Arbeitsverbot für Nawalnys Organisation: Putin will die totale Kontrolle

Der Präsident kann nicht mehr mit Wohlstand oder imperialer Größe punkten. Jetzt liquidiert er die letzte politische Opposition. Ein Kommentar.

Ein Kommentar von Frank Herold

Die Herrschaft des russischen Präsidenten Wladimir Putin ist in ihrem dritten Jahrzehnt. Im ersten konnte der Kreml mit einem gewaltigen Wirtschaftswachstum und steigendem Wohlstand die Bevölkerung überzeugen, im zweiten setzte er mit der Annexion der Krim und dem Krieg im Osten der Ukraine erfolgreich auf eine imperiale Renaissance.

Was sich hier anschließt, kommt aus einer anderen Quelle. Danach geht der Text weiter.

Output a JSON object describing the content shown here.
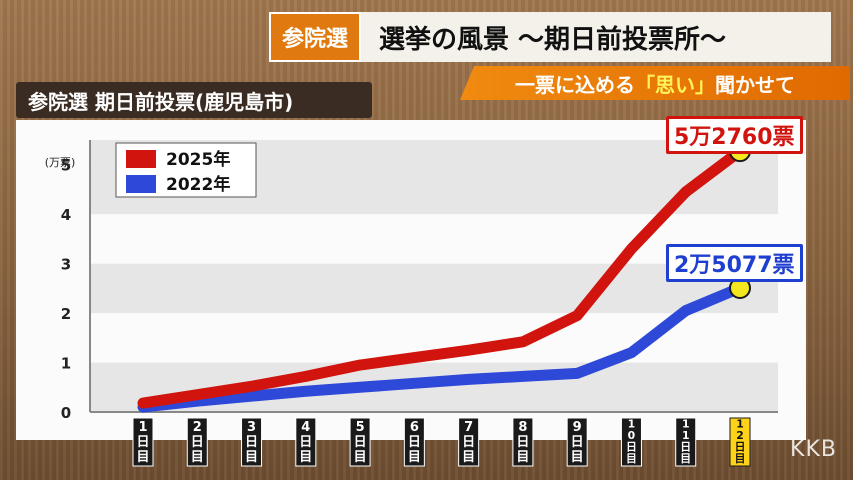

Doch im dritten Jahrzehnt scheinen Putin die positiven Erzählungen zur Legitimierung seiner Macht ausgegangen zu sein. Heute mag der Präsident – wie gerade in der Rede zur Lage der Nation – seinen Landsleuten versprechen, sie könnten ihr Lebensniveau behalten. Sie glauben ihm nicht. Auch von imperialer Größe sind sie kaum noch zu überzeugen.

Deshalb wird der Druck auf die Unzufriedenen erhöht. Dazu gehört nach der Verurteilung des Kreml-Kritikers Alexej Nawalny nun auch das Arbeitsverbot für dessen Organisationen und seine Anhänger, das ein Moskauer Gericht am Montag ausgesprochen hat. Noch ist es „nur“ eine einstweilige Verfügung, aber es kann keinen Zweifel geben, wie das Verfahren in der Hauptsache ausgeht. Die einzige landesweit organisierte oppositionelle Kraft außerhalb des Systems Putin wird liquidiert werden. Übrig bleiben Parteien, die sich zwar Opposition nennen, die aber von den Kommunisten bis zur faschistoiden Shirinowski-Partei fest zum Kreml stehen, wenn es darauf ankommt.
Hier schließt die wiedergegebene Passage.